# Toshiba Satellite C855D-S5106 BIOS Supervisor Password Reset



## Squatta (May 19, 2017)

I was given a Toshiba Satellite C855D-S5106 laptop by my sister some time ago. Either I entered a BIOS Supervisor Password in my BIOS (INSYDEH2O REV3.7) or she did some time ago. Either way, I can't figure it out. I have seen videos for clearing this (most notably How to Reset BIOS Password on a Toshiba Satellite Laptop, by DIY Tech).

I see there are many variations between the different series of the C855D models. Some require the solder points by the CMOS battery be shorted, while others require the B500 solder points to be shorted. I have two CMOS battery places in my laptop, as they must have moved it between models and didn't remove the option from the case. The place where they show shorting, it doesn't have a battery and is instead in another place. The motherboard is a Toshiba V000275270.
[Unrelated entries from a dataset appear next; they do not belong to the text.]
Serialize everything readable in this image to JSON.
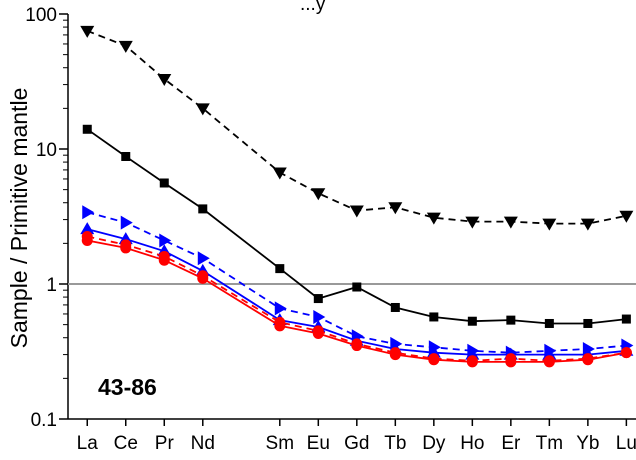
{
  "chart_data": {
    "type": "line",
    "title": "",
    "title_fragment": "...y",
    "ylabel": "Sample / Primitive mantle",
    "xlabel": "",
    "yscale": "log",
    "ylim": [
      0.1,
      100
    ],
    "yticks": [
      0.1,
      1,
      10,
      100
    ],
    "ytick_labels": [
      "0.1",
      "1",
      "10",
      "100"
    ],
    "annotation": "43-86",
    "reference_line": 1,
    "categories": [
      "La",
      "Ce",
      "Pr",
      "Nd",
      "Sm",
      "Eu",
      "Gd",
      "Tb",
      "Dy",
      "Ho",
      "Er",
      "Tm",
      "Yb",
      "Lu"
    ],
    "x_positions": [
      1,
      2,
      3,
      4,
      6,
      7,
      8,
      9,
      10,
      11,
      12,
      13,
      14,
      15
    ],
    "grid": false,
    "legend": "none",
    "series": [
      {
        "style": "dashed",
        "marker": "triangle-down",
        "color": "#000000",
        "values": [
          75,
          58,
          33,
          20,
          6.7,
          4.7,
          3.5,
          3.7,
          3.1,
          2.9,
          2.9,
          2.8,
          2.8,
          3.2
        ]
      },
      {
        "style": "solid",
        "marker": "square",
        "color": "#000000",
        "values": [
          14,
          8.8,
          5.6,
          3.6,
          1.3,
          0.78,
          0.95,
          0.67,
          0.57,
          0.53,
          0.54,
          0.51,
          0.51,
          0.55
        ]
      },
      {
        "style": "dashed",
        "marker": "triangle-right",
        "color": "#0000ff",
        "values": [
          3.4,
          2.85,
          2.1,
          1.55,
          0.66,
          0.57,
          0.41,
          0.36,
          0.34,
          0.32,
          0.31,
          0.32,
          0.33,
          0.35
        ]
      },
      {
        "style": "solid",
        "marker": "triangle-up",
        "color": "#0000ff",
        "values": [
          2.55,
          2.15,
          1.75,
          1.25,
          0.54,
          0.48,
          0.38,
          0.33,
          0.31,
          0.3,
          0.3,
          0.3,
          0.3,
          0.32
        ]
      },
      {
        "style": "dashed",
        "marker": "circle",
        "color": "#ff0000",
        "values": [
          2.25,
          1.95,
          1.6,
          1.15,
          0.52,
          0.45,
          0.36,
          0.31,
          0.28,
          0.27,
          0.28,
          0.27,
          0.28,
          0.31
        ]
      },
      {
        "style": "solid",
        "marker": "circle",
        "color": "#ff0000",
        "values": [
          2.1,
          1.85,
          1.5,
          1.1,
          0.49,
          0.43,
          0.35,
          0.3,
          0.275,
          0.265,
          0.265,
          0.265,
          0.275,
          0.31
        ]
      }
    ]
  }
}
Will shorting any of these work (allow me to reset the BIOS password)?
Will it cause issues? (Is there other verbiage on the motherboard I should be looking for?)
Does this work if I have an EEPROM? (How do I know if I have an EEPROM?)


----------



## valis (Sep 24, 2004)

Howdy and welcome. You may want to re-read the rules page, as we do not assist with bypassing passwords. As a result, I'm going to close this out.

thanks, 

v


----------